2 stycznia doszło do poważnego wypadku. Bus, którym 6 młodych osób jechało do pracy do Niemiec, uderzył w barierki i dachował. 27-letni kaliszanin Dominik, był jednym z nich… Potrzebna pomoc.
AF
11.02.2025 19:45
Po przewiezieniu do szpitala lekarze rozpoznali u niego uraz mózgu, krwotok podpajęczynówkowy, skręcenie i naderwanie odcinka szyjnego kręgosłupa, mnogie złamania żeber i kręgosłupa piersiowego, uszkodzenie mózgu z niedotlenienie, niewydolność oddechową. Diagnozy padały niczym cios za ciosem.
Moje matczyne serce z każdą z nich pękało na miliony kawałków. Mój syn, którego tuliłam do snu, gdy był mały, z którym świętowałam pierwszy dzień w szkole, którego pocieszałam podczas niepowodzeń i z którego osiągnięć zawsze byłam dumna…Dziś jest nieprzytomny, w ciężkim stanie, nie oddycha samodzielnie i musi być karmiony pozajelitowo. Boże... Dlaczego? - informuje mama Dominka
WIĘCEJ O TYM ZDARZENIU PISALIŚMY TUTAJ:
W szpitalu na zmianę czuwają przy nim mama, jego narzeczona i bracia.
Czuwamy i modlimy się, by to wszystko okazało się jedynie potwornym koszmarem, z którego zaraz się obudzimy. W każdej minucie, każdej sekundzie marzymy, by otworzył oczy, by spojrzał na nas, by wypowiedział choć jedno słowo. - dodaje mama chłopaka
Dominik zawsze był bardzo aktywnym chłopakiem, był trenerem personalnym. Teraz jego rzeczywistość w niczym nie przypomina codzienności dwudziestokilkulatka. Miał wrócić do pracy po świętach spędzonych w rodzinnym Kaliszu, a teraz walczy o powrót do zdrowia.
Lekarze uważają, że duży wpływ na poprawę zdrowia Dominika miałby specjalistyczny turnus rehabilitacyjny. Niestety, koszt takiego turnusu to nawet 30 000 zł miesięcznie! To ogromna kwota dla rodziny, która do tej pory żyła skromnie.

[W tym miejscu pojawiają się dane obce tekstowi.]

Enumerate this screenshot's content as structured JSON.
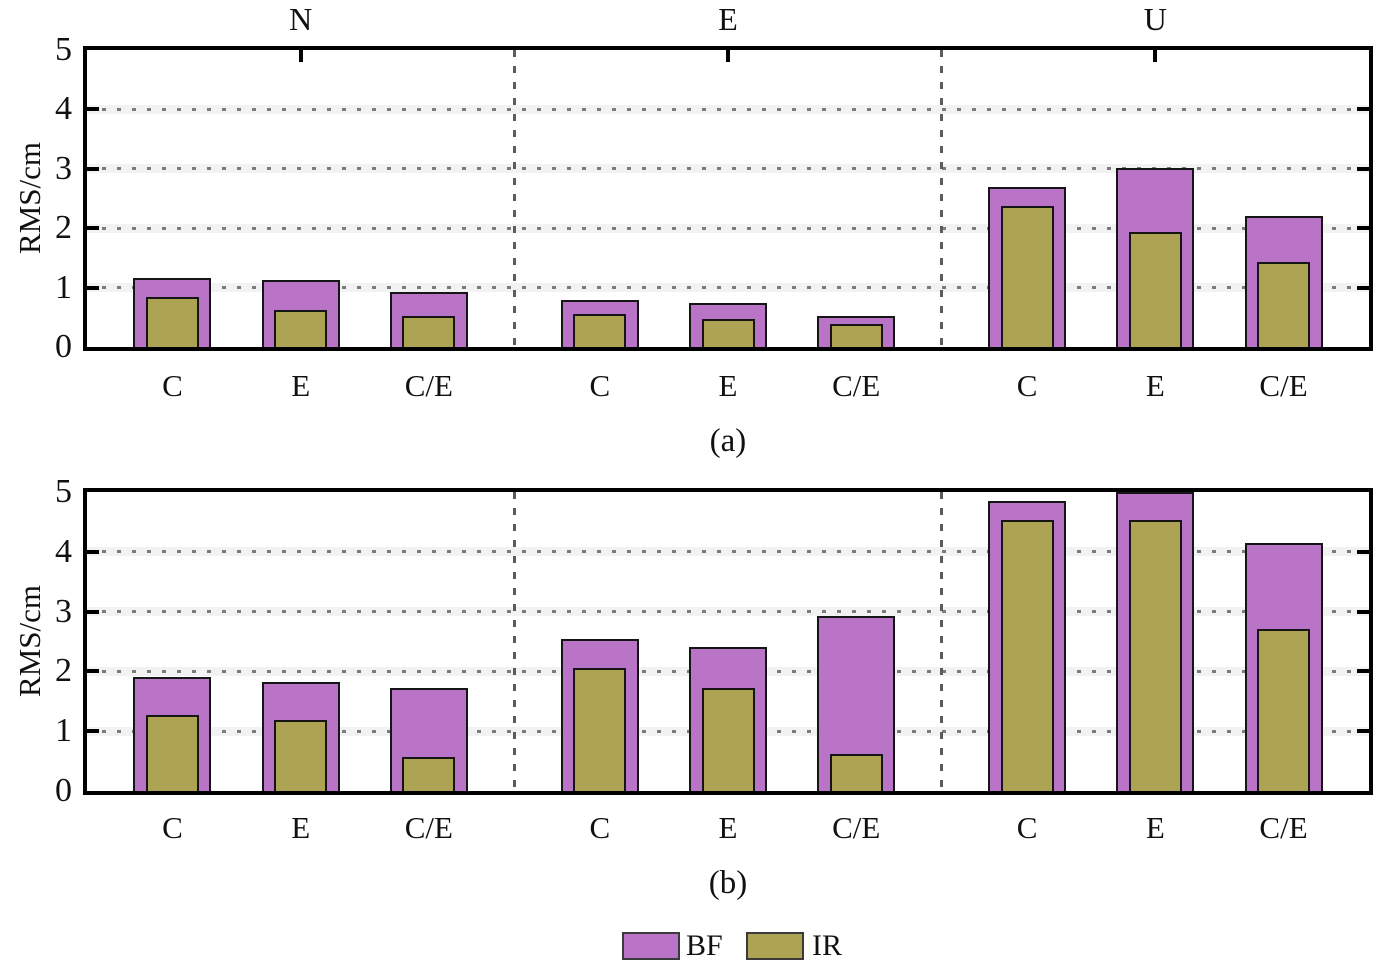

Dlatego bardzo prosimy o wsparcie zbiórki, dzięki której damy Dominikowi szansę na lepsze jutro. Z całej niemocy, która rozdziera moje matczyne serce, proszę… Pomóż. Bez leczenia Dominik nie ma szans na powrót do zdrowia i dawnego życia. - apeluje rodzina Dominika
Przypomnijmy, do zdarzenia doszło 2 stycznia na autostradzie A2 w miejscowości Torzym w województwie lubuskim. Bus, którym podróżowało sześć młodych osób, zjechał z drogi, uderzył w bariery i dachował.

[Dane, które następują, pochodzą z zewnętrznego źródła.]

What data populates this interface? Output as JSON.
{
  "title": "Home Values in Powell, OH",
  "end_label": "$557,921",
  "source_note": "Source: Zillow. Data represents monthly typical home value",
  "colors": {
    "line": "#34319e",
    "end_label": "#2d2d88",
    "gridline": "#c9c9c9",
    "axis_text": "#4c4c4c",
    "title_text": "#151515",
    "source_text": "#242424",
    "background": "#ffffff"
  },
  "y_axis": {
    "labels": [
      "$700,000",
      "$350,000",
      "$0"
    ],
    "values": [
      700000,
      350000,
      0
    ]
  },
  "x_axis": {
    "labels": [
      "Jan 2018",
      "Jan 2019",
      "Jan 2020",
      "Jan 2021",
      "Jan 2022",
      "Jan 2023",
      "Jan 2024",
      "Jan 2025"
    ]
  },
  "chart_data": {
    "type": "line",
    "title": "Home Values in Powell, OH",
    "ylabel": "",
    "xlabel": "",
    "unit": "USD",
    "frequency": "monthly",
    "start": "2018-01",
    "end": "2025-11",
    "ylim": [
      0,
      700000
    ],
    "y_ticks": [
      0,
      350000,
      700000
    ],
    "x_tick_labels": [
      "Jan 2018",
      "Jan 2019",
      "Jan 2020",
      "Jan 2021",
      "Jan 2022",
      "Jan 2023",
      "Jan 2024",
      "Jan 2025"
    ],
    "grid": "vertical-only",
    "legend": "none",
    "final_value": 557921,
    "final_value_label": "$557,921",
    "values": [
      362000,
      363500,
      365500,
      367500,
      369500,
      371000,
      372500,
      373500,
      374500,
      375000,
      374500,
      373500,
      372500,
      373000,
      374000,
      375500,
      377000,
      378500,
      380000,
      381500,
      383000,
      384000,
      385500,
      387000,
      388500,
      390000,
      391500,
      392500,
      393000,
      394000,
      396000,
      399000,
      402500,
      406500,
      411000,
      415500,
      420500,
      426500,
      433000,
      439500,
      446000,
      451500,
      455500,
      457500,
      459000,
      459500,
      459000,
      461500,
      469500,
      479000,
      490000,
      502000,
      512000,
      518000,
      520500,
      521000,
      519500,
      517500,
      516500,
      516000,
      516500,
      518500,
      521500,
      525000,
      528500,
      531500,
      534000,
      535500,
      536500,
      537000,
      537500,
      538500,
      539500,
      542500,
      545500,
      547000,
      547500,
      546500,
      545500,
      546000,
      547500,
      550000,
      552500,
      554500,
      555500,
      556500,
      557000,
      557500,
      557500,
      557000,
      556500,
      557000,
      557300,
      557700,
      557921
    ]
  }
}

Pasażerowie busa, którzy trafili do szpitala to 19-latek i 33-latek z powiatu ostrowskiego, 24-latek z Ostrowa Wielkopolskiego oraz dwóch mieszkańców powiatu kaliskiego: 22 i 27-latek.
Na miejsce zdarzenia natychmiast skierowano liczne służby ratunkowe. W akcji udział brały karetki pogotowia, straż pożarna, a także śmigłowiec Lotniczego Pogotowia Ratunkowego, który transportował poszkodowanych do szpitali.